The seven-member Clean Air Scientific Advisory Committee plays a critical role in guiding the EPA’s decisions on national standards for ozone, particulate matter and other pollutants. Its responsible for reviewing studies governing air pollution and recommending whether existing national standards need to be rewritten.
EPA Acting Administrator Andrew Wheeler announced five new members on Wednesday, calling them “highly qualified.” In a statement, he cited their diverse “backgrounds in fields like toxicology, engineering, medicine, ecology and atmospheric science.”
But environmentalists raised concerns with the makeup of the panel. Most of the members now hail from state agencies that have been critical of stringent national ambient air quality standards for ozone and other material.
“These are folks who are not active researchers and scientists in the field; these are people who work in state agencies,” said Andrew Rosenberg, director of the Union of Concerned Scientists’ Center for Science and Democracy. With the appointments, President Donald Trump’s EPA is “stacking the boards” and “fixing the science advisory boards so you really only get one point of view,” Rosenberg said.
The shift comes as the Trump administration remakes other expert advisory panels. Last year, EPA Administrator Scott Pruitt, Wheeler’s predecessor, imposed a policy barring committee members from also receiving agency grants -- a change that could limit conflicts of interest but also makes it harder for some academic scientists to participate.

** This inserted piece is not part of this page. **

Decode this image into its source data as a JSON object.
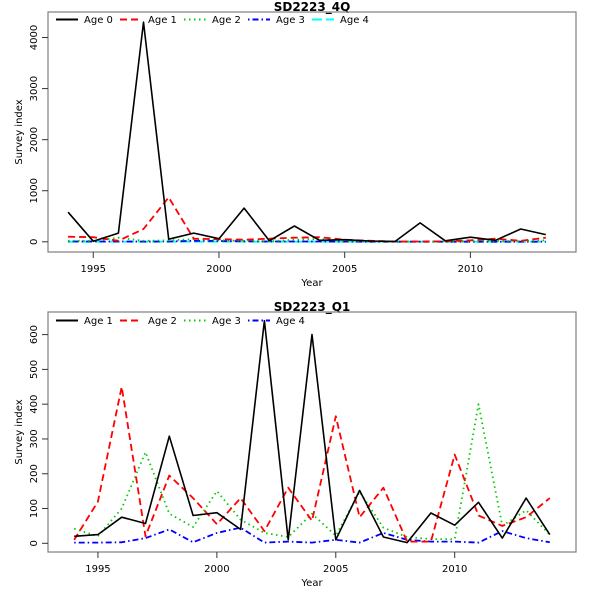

The lone academic scientist in the group is pulmonologist Mark Frampton, a professor emeritus of medicine at the University of Rochester Medical Center, who has published research on ozone air pollution limits.
Other new members include Corey Masuca, with the Jefferson County (Alabama) Department of Health and Steven Packham with Utah’s Department of Environmental Quality, and Timothy Lewis, an aquatic ecology expert with the U.S. Army Corps of Engineers, a federal agency involved in dams, canals and other public works projects.
Another new appointee, toxicologist Sabine Lange with the Texas Council on Environmental Quality, has drawn scrutiny for a workshop on ozone three years ago that critics said downplayed the public health risks. The Environmental Defense Fund said the event undermined the public health benefits of ozone limits and Lange left out key factors in an analysis of ozone exposure.
In May, the EPA imposed new procedures for evaluating national ambient air quality standards, saying the agency should factor in economic concerns.